Legacy solutions can’t provide adequate security in today’s cloud-based landscape. Cybercriminals are constantly creating new, sophisticated security threats, and by bringing all traffic back to your data center for security, you’re effectively blasting open the gates of your network to the risk of lateral movement, imperiling your data in complete opposition to the key tenets of zero trust.
Ultimately, you need a SWG that’s purpose-built for zero trust and the cloud.
Zscaler’s security functionality keeps users safe regardless of what network they are on, which was great for us as more and more users are working out of the office across all government departments.
Nav Pillai, Director of Digital Transformation, Cenitex
Why Companies Need a SWG
Work-from-anywhere and rapid SaaS adoption have proven the need for cloud native security solutions. Among other things, you need advanced threat protection, anti-malware, sandboxing, a cloud access security broker (CASB), DLP and cloud DLP, browser isolation services, and inspection for all traffic, including TLS/SSL-encrypted traffic.
To effectively secure cloud resources, security solutions must be architected following Gartner’s secure access service edge (SASE) concept. It’s a question of scale, and hardware can’t keep up in today’s fast-paced, dynamic cloud environments. Imagine interconnecting thousands of DVD players and calling it “Netflix”—that’s what it’s like to move on-premises, hardware-based functions (including legacy VPNs and firewalls) to the cloud.
Only a cloud-based SWG offers the same protection no matter where users connect. Sitting inline between users, the web, and SaaS, it can terminate every connection inline, inspect all internet traffic, and apply user-centric security and access policy to eliminate your attack surface, prevent compromise, stop lateral movement, and halt sensitive data loss.
How SASE Helps
SASE’s cloud-delivered architecture combines a host of different networking and security services into one platform, including DNS security, SWG, zero trust network access (ZTNA), and DLP. Additionally, SASE pairs well with an SD-WAN and works for a variety of use cases:
Reducing IT cost and complexity: An effective SASE solution is easy to deploy and manage, enabling digital transformation without the technical debt brought on by legacy architecture.
Delivering a great user experience: SASE brings security policies close to the user to eliminate unnecessary backhauling, provide optimal bandwidth, and ensure low latency.
Lowering risk: With SASE, all connections are inspected and secured in real time, no matter who come from, which app is being accessed, or which encryption method is being used.
Zscaler is the magnum opus of my security stack.

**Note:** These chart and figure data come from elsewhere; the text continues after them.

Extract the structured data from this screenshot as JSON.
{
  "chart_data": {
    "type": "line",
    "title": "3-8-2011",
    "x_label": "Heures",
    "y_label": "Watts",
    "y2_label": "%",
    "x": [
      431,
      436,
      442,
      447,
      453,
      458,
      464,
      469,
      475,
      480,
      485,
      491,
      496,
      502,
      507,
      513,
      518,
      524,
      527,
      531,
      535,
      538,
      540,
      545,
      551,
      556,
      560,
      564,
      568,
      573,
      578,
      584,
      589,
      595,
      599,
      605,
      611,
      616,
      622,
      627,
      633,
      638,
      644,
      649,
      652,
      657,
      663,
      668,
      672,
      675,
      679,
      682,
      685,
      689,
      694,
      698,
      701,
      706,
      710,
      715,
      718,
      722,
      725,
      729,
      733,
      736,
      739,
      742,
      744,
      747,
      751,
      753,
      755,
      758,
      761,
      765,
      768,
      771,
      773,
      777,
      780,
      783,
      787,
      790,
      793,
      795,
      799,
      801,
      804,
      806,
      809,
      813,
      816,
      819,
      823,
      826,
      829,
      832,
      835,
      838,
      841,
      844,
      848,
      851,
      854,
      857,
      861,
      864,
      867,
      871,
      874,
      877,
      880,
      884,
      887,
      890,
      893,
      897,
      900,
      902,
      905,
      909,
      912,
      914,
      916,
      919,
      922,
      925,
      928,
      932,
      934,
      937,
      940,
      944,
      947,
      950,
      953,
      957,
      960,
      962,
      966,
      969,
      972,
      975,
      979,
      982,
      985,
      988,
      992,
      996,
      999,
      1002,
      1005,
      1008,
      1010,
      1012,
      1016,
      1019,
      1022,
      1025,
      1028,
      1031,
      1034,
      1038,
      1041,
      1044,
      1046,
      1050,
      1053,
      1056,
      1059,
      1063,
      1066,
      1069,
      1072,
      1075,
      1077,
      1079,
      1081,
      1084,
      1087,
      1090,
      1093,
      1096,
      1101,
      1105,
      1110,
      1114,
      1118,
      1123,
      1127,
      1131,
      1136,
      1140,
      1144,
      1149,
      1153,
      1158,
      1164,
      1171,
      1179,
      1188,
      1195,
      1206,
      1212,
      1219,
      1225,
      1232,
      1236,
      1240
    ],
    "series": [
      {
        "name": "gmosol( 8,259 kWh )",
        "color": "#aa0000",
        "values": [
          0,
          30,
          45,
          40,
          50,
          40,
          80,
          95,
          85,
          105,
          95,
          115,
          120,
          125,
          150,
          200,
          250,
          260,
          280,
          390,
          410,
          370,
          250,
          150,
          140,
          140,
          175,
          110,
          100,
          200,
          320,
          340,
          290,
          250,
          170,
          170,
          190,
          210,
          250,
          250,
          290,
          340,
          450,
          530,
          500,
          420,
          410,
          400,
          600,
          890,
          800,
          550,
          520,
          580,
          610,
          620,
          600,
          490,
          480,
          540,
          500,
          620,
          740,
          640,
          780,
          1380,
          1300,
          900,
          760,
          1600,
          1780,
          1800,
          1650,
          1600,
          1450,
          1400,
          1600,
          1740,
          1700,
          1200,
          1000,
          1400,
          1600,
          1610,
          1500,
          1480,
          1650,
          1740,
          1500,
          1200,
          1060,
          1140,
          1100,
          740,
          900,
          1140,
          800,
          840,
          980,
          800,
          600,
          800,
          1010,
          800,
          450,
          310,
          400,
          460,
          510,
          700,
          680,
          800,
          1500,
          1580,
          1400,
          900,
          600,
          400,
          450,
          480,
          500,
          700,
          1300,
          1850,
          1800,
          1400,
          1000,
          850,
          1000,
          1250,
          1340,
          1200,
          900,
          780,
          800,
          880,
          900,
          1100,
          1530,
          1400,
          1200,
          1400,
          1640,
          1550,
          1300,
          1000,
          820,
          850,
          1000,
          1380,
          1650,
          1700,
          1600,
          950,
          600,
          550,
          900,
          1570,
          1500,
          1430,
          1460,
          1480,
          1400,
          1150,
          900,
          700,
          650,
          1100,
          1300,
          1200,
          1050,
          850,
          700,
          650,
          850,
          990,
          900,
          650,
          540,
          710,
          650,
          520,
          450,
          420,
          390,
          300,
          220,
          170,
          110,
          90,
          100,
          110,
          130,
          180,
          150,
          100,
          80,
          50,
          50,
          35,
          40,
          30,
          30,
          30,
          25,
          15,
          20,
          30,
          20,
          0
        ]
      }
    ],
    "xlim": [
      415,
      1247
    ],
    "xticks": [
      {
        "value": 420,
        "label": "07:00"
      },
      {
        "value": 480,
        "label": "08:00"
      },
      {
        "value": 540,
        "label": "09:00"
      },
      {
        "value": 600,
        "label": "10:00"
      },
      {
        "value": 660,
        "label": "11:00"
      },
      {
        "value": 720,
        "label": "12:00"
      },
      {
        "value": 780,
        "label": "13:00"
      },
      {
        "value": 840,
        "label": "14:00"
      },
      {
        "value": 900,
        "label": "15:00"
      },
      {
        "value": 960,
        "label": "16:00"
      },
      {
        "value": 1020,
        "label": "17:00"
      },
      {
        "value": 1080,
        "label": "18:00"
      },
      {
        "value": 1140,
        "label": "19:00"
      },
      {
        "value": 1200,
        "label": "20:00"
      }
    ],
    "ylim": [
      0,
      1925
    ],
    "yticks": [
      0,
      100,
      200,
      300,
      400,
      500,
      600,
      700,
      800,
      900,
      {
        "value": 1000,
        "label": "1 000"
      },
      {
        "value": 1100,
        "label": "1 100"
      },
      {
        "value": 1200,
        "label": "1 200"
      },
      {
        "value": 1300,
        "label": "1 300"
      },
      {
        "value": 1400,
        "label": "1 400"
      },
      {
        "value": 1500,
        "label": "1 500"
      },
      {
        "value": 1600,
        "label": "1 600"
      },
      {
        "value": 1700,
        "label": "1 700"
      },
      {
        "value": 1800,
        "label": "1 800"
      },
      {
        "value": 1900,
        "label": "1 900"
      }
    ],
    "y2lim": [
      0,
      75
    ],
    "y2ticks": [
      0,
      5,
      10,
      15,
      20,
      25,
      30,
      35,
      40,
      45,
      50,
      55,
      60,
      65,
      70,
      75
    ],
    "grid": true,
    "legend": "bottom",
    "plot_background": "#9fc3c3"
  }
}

Brad Moldenhauer, Director of Information Security, Steptoe & Johnson LLP
Firewalls and SWGs perform similar tasks, but they’re not one and the same. Firewalls review the contents of incoming packets and compare their findings against a signature of known threats at the network level only. SWGs operate at the application level, and they can block or allow connections or keywords according to an organization’s web use policy.
Is a Web Gateway a Proxy?
Web gateways and proxies have key differences. A proxy server and a gateway both route traffic from a network to the internet, but a proxy server filters which connections are allowed, while a gateway doesn't do any filtering. In this sense, a gateway more closely resembles a door to get to the internet, and a proxy server a wall that bars the inside of the network from being exposed to the internet.
Is a SWG a VPN?
Secure web gateways (SWGs) and virtual private networks (VPNs) both have roles in securing traffic, but they are far from the same technology. SWGs primarily focus on protecting users and devices by preventing web-based threats and enforcing an organization’s web policies, whereas VPNs provide encrypted, private connections over public networks to support remote work, bypass geographical web content restrictions, etc.